No gift is a secret. For him or for me. Every single year, as soon as gifts are under the tree he starts pestering me to find out what he got. As soon as he buys my gift, he starts taunting, “I bought your present. Want to know what it is? Guess. Just guess.” I usually cave and let him tell me simply so he’ll shut up about it.
But that sneaky little man of mine has crossed the line this year.

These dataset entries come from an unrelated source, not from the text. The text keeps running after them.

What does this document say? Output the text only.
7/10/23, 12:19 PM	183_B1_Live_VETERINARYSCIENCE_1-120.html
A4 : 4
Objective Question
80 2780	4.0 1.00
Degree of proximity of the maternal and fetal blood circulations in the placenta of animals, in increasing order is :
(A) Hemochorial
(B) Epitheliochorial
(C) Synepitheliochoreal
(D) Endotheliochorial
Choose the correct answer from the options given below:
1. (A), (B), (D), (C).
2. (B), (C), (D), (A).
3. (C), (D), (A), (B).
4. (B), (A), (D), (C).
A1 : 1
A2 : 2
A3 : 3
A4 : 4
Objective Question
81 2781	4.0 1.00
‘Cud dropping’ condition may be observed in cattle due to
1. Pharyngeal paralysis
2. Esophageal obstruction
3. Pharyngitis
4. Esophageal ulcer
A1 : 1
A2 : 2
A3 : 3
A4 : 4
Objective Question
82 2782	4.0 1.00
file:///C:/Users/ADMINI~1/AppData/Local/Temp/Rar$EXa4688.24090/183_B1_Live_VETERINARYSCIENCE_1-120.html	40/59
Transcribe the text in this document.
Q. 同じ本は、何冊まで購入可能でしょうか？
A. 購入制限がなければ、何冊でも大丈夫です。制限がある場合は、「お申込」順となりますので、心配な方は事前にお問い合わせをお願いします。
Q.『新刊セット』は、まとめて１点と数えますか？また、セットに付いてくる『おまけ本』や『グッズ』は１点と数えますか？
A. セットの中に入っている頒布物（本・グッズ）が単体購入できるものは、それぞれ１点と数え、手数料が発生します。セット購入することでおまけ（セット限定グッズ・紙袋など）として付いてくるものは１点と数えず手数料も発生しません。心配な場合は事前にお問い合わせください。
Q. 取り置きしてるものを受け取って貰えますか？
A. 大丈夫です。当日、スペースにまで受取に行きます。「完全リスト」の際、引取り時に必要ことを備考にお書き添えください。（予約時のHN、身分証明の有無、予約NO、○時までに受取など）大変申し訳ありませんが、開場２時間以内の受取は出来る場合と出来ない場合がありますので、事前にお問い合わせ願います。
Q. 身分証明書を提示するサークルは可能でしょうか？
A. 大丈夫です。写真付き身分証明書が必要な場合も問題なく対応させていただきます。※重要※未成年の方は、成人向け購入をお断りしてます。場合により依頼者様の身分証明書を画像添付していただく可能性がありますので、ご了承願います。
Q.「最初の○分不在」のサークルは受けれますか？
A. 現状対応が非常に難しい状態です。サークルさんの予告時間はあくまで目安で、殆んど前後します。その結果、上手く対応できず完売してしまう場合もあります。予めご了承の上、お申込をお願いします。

His mother wanted to know what to get him and I suggested she get him bar stools for his mancave. There was absolutely no way he could have possible guessed this, yet I received the box today, wrapped it and dragged the damned thing behind the tree, and he didn’t bat an eye at it when he came home. He didn’t rush over to see who it was for or immediately start nagging me to tell me what was in it.
When I grew suspicious and asked if he noticed the gigantic box behind the tree, he casually said, “Yeah.” When I asked if he knew who it was for he said, “Me, I guess.”
Ah-ha! Suspicions confirmed. So I said, “You’ll never guess what’s in it.”
“Probably something for my mancave.”
That’s when I knew. I sat straight up, glared my meanest glare, and said, “You read my email to your mother! You sneaky, bastard.”
He smirked, “It’s your fault for leaving your inbox open.”
“It’s my fault you read my e-mail?”
“I had to fix something and it was open.”
Yeah…and buried under about two hundred other e-mails.
That’s it. Next year, I’m not only emptying my e-mail and clearing my cookies, I’m sending smoke signals to his mother so her sneaky little son can’t figure out what he’s getting and taking the fun out of the holidays for everybody else who likes to see him be surprised.